Cordis
- Type: Private
- Industry: Medical device
- Founded: 1957
- Founder: Dr. William P. Murphy Jr.
- Headquarters: Miami Lakes, Florida, United States of America
- Number of employees: 4,100
- Website: Cordis.com

= Cordis (medical) =

Medical device company

Cordis is an international medical device company that develops, manufactures, and markets cardiovascular and endovascular devices for diagnostics and interventional procedures to treat coronary and peripheral vascular diseases. Headquartered in Miami Lakes, Florida, the company operates in more than 70 countries and employes over 4,000 people worldwide.

Cordis was founded in 1957 by Dr. William P. Murphy Jr. as The Medical Development Corporation in Miami, Florida.

The company serves markets across North America, Europe, South America, Asia-Pacific, the Middle East, and Africa.
----

== History ==
1957

The Medical Development Corporation was founded in 1957 in Miami, Florida, by Dr. William P. Murphy Jr. and focused on interventional vascular medicine and neuroscience.

1959

The company's name was changed to Cordis.

1960s–1970s

Cordis expanded its portfolio of cardiovascular devices.

1996 - 1998

Johnson & Johnson acquired Cordis. and a year later, Cordis Corporation expanded into electrophysiology after Johnson & Johnson acquired Biosense Inc. and merged it with Cordis. In 1998, Biosense Inc. merged with Webster Laboratories to form Biosense Webster, Inc.

2015

Cardinal Health acquired the Cordis business from Johnson & Johnson for $1.944 billion. Cardinal Health acquired Cordis. Cardinal Health also owned Access Closure, Inc. (ACI), whose Mynx vascular closure portfolio became part of Cardinal Health's Medical segment alongside Cordis. On March 31, 2017, Cardinal Health announced two new strategic agreements that enabled Cordis, Cardinal Health's interventional vascular business, to expand its cardiology product offering in China.

2021

Cardinal Health divested Cordis and ACI in the same transaction to private equity firms Hellman & Friedman and KKR for $1 billion. The transaction was completed in August 2021.

2023

Cordis completes its acquisition of Swiss medical device company MedAlliance, adding the SELUTION SLR™ sirolimus drug-eluting balloon platform to its cardiovascular portfolio.

== Milestones and Firsts ==
Cordis has been associated with the development and commercialization of several arterial access, cardiovascular and endovascular interventional technologies, and vascular closure, including a number of devices that represented early milestones or firsts in interventional cardiology and vascular medicine.

1960s

During the 1960s, the company introduced and distributed pre-shaped diagnostic and guiding catheters developed by cardiologist Melvin P. Judkins. These catheters contributed to the standardization of coronary angiography techniques.

1970s

In 1974, Cordis introduced one of the earliest remotely programmable cardiac pacemakers and developed a catheter sheath introducer incorporating a hemostatic valve designed to reduce blood loss during vascular access procedures.

1980s - 1990s

During the 1980s and 1990s, the company expanded its interventional cardiology portfolio with balloon catheter technologies, including introducing the first nylon percutaneous transluminal coronary angioplasty (PTCA) balloon catheters.

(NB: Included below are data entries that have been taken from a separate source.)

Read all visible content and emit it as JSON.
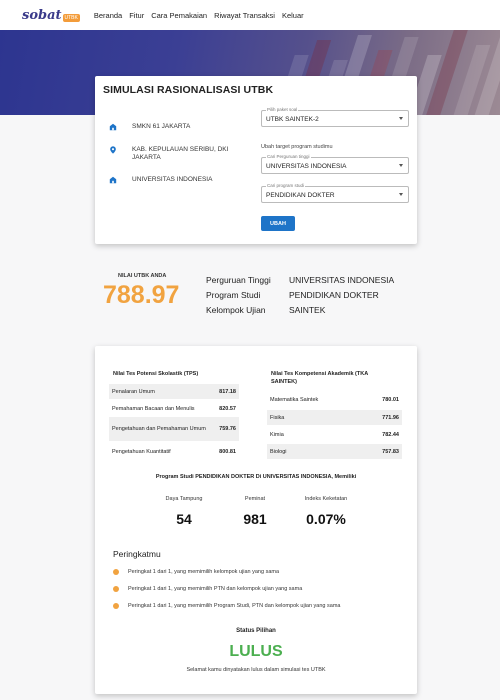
{
  "nav": {
    "logo_text": "sobat",
    "logo_tag": "UTBK",
    "items": [
      "Beranda",
      "Fitur",
      "Cara Pemakaian",
      "Riwayat Transaksi",
      "Keluar"
    ]
  },
  "simulasi": {
    "title": "SIMULASI RASIONALISASI UTBK",
    "school": "SMKN 61 JAKARTA",
    "location": "KAB. KEPULAUAN SERIBU, DKI JAKARTA",
    "university": "UNIVERSITAS INDONESIA",
    "paket": {
      "label": "Pilih paket soal",
      "value": "UTBK SAINTEK-2"
    },
    "ubah_target_text": "Ubah target program studimu",
    "ptn": {
      "label": "Cari Perguruan tinggi",
      "value": "UNIVERSITAS INDONESIA"
    },
    "prodi": {
      "label": "Cari program studi",
      "value": "PENDIDIKAN DOKTER"
    },
    "ubah_button": "UBAH"
  },
  "score": {
    "label": "NILAI UTBK ANDA",
    "value": "788.97",
    "rows": [
      {
        "key": "Perguruan Tinggi",
        "value": "UNIVERSITAS INDONESIA"
      },
      {
        "key": "Program Studi",
        "value": "PENDIDIKAN DOKTER"
      },
      {
        "key": "Kelompok Ujian",
        "value": "SAINTEK"
      }
    ]
  },
  "tps": {
    "title": "Nilai Tes Potensi Skolastik (TPS)",
    "rows": [
      {
        "name": "Penalaran Umum",
        "value": "817.18"
      },
      {
        "name": "Pemahaman Bacaan dan Menulis",
        "value": "820.57"
      },
      {
        "name": "Pengetahuan dan Pemahaman Umum",
        "value": "759.76"
      },
      {
        "name": "Pengetahuan Kuantitatif",
        "value": "800.81"
      }
    ]
  },
  "tka": {
    "title": "Nilai Tes Kompetensi Akademik (TKA SAINTEK)",
    "rows": [
      {
        "name": "Matematika Saintek",
        "value": "780.01"
      },
      {
        "name": "Fisika",
        "value": "771.96"
      },
      {
        "name": "Kimia",
        "value": "782.44"
      },
      {
        "name": "Biologi",
        "value": "757.83"
      }
    ]
  },
  "program": {
    "title": "Program Studi PENDIDIKAN DOKTER Di UNIVERSITAS INDONESIA, Memiliki",
    "stats": [
      {
        "label": "Daya Tampung",
        "value": "54"
      },
      {
        "label": "Peminat",
        "value": "981"
      },
      {
        "label": "Indeks Keketatan",
        "value": "0.07%"
      }
    ]
  },
  "peringkat": {
    "title": "Peringkatmu",
    "items": [
      "Peringkat 1 dari 1, yang memimilih kelompok ujian yang sama",
      "Peringkat 1 dari 1, yang memimilih PTN dan kelompok ujian yang sama",
      "Peringkat 1 dari 1, yang memimilih Program Studi, PTN dan kelompok ujian yang sama"
    ]
  },
  "status": {
    "label": "Status Pilihan",
    "value": "LULUS",
    "note": "Selamat kamu dinyatakan lulus dalam simulasi tes UTBK"
  },
  "colors": {
    "accent_orange": "#f1a340",
    "primary_blue": "#1e74c8",
    "success_green": "#4caf50",
    "hero_indigo": "#2d3590"
  }
}
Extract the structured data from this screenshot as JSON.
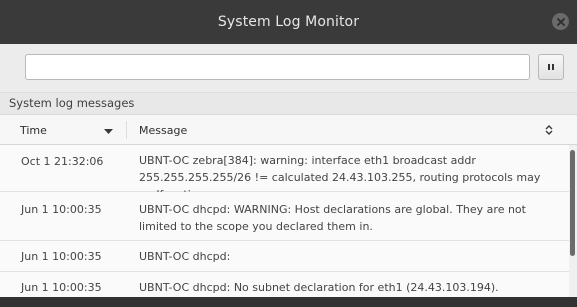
{
  "window": {
    "title": "System Log Monitor"
  },
  "toolbar": {
    "search_value": "",
    "search_placeholder": "",
    "pause_icon": "pause-icon"
  },
  "section": {
    "label": "System log messages"
  },
  "table": {
    "columns": [
      "Time",
      "Message"
    ],
    "rows": [
      {
        "time": "Oct 1 21:32:06",
        "message": "UBNT-OC zebra[384]: warning: interface eth1 broadcast addr 255.255.255.255/26 != calculated 24.43.103.255, routing protocols may malfunction"
      },
      {
        "time": "Jun 1 10:00:35",
        "message": "UBNT-OC dhcpd: WARNING: Host declarations are global. They are not limited to the scope you declared them in."
      },
      {
        "time": "Jun 1 10:00:35",
        "message": "UBNT-OC dhcpd:"
      },
      {
        "time": "Jun 1 10:00:35",
        "message": "UBNT-OC dhcpd: No subnet declaration for eth1 (24.43.103.194)."
      }
    ]
  },
  "colors": {
    "titlebar": "#3a3a3a",
    "background": "#f2f1f0",
    "scroll_thumb": "#6b6b6b"
  }
}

Cordis also collaborated with physician and inventor Julio Palmaz in the development and commercialization of vascular stent technology. In 1991, the U.S. Food and Drug Administration (FDA) approved the PALMAZ ILIAC stent, first vascular stent approved for clinical use in the United States. In 1994, the FDA approved the PALMAZ-SCHATZ coronary stent, one of the first coronary stent systems to achieve widespread clinical adoption.

2000 - 2004

In 2003, the FDA approved the CYPHER sirolimus-eluting coronary stent, developed by Cordis and Johnson & Johnson. It was the first drug-eluting coronary stent approved in the United States and significantly reduced rates of restenosis compared with earlier bare-metal stents.

2022 - 2026

With its acquisition of MedAlliance in 2022, Cordis added a drug-eluting technology to its portfolio with the SELUTION SLR™ sirolimus drug-eluting balloon (DEB) platform.

In 2023, the FDA approved the PALMAZ MULLINS XD™ Pulmonary Stent for pediatric patients receiving treatment for pulmonary artery stenosis (PAS). This approval marked the first device of its kind approved to treat PAS in pediatric patients that offers an additional treatment option for patients.

Following regulatory approvals across Europe, Latin America, Middle East, and Asia Pacific; SELUTION SLR™ DEB became one of the first commercially available sirolimus drug-eluting balloon platforms. In 2026, Japan approved SELUTION SLR for the treatment of disease in the superficial femoral and popliteal arteries, making it the first sirolimus drug-eluting balloon approved in the country for those indications. The technology is also being evaluated in the United States through FDA investigational device exemption (IDE) clinical trials.